6,40 Meter lang ist der Cadillac Fleetwood aus dem Jahr 1968. Am Heck ist ein Skateboard- Halter angeschraubt. Im Sommer holt der 62-Jährige mit dem Wagen vielversprechenden Nachwuchs vom Bahnhof ab. Die jungen Sportler verbringen ihre Ferien im Skate-College des Unternehmers.
"Innen ist das eine richtig vergammelte alte Gurke"
Der Ami-Schlitten gehört zum Warm-up-Programm, mit dem die Jungs eingeschworen werden auf eine supercoole Zeit im Camp. "Innen ist das eine richtig vergammelte alte Gurke", sagt Titus Dittmann. "Wenn ständig ein Haufen Jugendlicher hinten sitzt, hat es wenig Sinn, das Leder zu erneuern." Aber der Motor läuft wie eine Eins.
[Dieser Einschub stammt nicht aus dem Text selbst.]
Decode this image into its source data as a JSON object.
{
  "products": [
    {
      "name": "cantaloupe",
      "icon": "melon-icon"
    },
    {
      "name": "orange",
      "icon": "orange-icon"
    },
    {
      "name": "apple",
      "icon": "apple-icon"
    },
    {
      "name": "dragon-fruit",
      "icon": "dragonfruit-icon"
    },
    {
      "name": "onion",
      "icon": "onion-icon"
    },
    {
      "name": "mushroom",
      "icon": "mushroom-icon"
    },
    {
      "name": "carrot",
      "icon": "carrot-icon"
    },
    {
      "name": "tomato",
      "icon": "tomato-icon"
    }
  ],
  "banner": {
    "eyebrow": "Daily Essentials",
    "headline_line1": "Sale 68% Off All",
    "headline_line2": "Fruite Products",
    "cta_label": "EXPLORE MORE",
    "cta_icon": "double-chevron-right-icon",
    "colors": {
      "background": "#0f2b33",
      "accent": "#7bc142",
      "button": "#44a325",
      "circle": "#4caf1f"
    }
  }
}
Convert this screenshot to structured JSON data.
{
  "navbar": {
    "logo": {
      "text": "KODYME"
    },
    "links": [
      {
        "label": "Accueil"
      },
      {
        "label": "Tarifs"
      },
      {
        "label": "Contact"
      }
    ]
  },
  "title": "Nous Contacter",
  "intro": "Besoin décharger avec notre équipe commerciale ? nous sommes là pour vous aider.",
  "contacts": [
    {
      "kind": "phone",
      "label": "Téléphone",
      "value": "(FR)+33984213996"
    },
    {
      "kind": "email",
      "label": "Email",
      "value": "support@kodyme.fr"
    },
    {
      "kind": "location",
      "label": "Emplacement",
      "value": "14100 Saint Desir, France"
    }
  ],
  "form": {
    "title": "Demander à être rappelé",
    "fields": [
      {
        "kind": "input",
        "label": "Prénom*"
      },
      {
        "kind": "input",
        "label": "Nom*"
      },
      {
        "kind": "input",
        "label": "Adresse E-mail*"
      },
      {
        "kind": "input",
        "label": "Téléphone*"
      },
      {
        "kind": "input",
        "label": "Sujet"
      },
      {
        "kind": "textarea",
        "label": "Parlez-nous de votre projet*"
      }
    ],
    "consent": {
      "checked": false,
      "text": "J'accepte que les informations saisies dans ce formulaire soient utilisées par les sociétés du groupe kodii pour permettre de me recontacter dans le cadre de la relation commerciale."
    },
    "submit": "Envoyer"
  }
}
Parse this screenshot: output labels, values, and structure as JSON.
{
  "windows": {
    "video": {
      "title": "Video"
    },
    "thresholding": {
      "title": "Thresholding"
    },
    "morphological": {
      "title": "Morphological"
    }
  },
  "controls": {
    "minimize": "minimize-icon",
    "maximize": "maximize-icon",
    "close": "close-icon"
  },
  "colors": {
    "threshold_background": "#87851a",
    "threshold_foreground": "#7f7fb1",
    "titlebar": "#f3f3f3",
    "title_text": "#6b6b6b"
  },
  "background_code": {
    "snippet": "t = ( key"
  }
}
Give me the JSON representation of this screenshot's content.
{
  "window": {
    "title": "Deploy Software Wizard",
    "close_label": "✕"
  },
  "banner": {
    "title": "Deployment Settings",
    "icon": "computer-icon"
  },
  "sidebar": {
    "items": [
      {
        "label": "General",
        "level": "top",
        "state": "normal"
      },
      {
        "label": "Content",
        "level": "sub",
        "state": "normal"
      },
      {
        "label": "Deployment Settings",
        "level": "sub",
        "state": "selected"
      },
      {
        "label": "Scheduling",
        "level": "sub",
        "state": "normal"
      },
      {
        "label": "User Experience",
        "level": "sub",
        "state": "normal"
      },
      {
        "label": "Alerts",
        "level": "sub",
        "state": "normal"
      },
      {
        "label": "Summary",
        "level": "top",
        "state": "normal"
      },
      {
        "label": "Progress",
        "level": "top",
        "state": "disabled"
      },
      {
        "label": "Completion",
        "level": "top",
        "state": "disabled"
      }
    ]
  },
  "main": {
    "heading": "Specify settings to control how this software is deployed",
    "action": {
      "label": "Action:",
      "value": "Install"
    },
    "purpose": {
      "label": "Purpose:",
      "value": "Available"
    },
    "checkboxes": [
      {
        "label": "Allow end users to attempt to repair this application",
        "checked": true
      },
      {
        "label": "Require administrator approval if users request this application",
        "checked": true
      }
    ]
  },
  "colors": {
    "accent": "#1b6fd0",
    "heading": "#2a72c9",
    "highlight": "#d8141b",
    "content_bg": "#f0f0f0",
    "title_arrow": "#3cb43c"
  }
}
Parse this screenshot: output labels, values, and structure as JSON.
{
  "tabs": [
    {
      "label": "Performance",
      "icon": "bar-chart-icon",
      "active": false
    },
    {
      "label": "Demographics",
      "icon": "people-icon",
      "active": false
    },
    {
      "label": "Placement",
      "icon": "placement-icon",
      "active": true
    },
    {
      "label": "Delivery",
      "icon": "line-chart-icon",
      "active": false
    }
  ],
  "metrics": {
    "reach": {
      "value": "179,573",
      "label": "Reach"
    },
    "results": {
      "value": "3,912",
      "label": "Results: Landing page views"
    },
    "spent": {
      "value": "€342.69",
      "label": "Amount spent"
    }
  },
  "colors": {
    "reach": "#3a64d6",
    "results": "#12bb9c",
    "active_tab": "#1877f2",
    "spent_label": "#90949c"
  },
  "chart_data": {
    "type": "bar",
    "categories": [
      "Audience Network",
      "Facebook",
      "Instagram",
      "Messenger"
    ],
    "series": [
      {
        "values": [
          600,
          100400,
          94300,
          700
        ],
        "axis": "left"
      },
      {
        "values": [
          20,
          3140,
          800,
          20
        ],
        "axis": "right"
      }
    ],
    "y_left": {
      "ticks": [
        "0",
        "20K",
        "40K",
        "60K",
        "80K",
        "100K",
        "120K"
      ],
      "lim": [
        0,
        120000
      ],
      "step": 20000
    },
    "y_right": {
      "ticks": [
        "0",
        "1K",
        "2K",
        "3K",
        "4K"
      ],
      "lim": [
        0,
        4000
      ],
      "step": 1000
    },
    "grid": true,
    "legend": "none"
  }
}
Dafür sorgt der alte Herr höchstselbst.
Der Cadillac gehört zum festen Fuhrpark der diversen Firmen, die Titus Dittmann und sein Sohn Julius führen. Genauso wie der Cadillac Convertible von 1959, der Ford Mustang von 1965, der 1970er-Dodge-Charger, die seltene Cabriolet-Version der Citroën DS - und all die vielen anderen alten Autos, die Titus Dittmann in den Garagen rund um sein Haus in einem Münsteraner Vorort parkt und in der Werkstatt nebenan wartet und pflegt.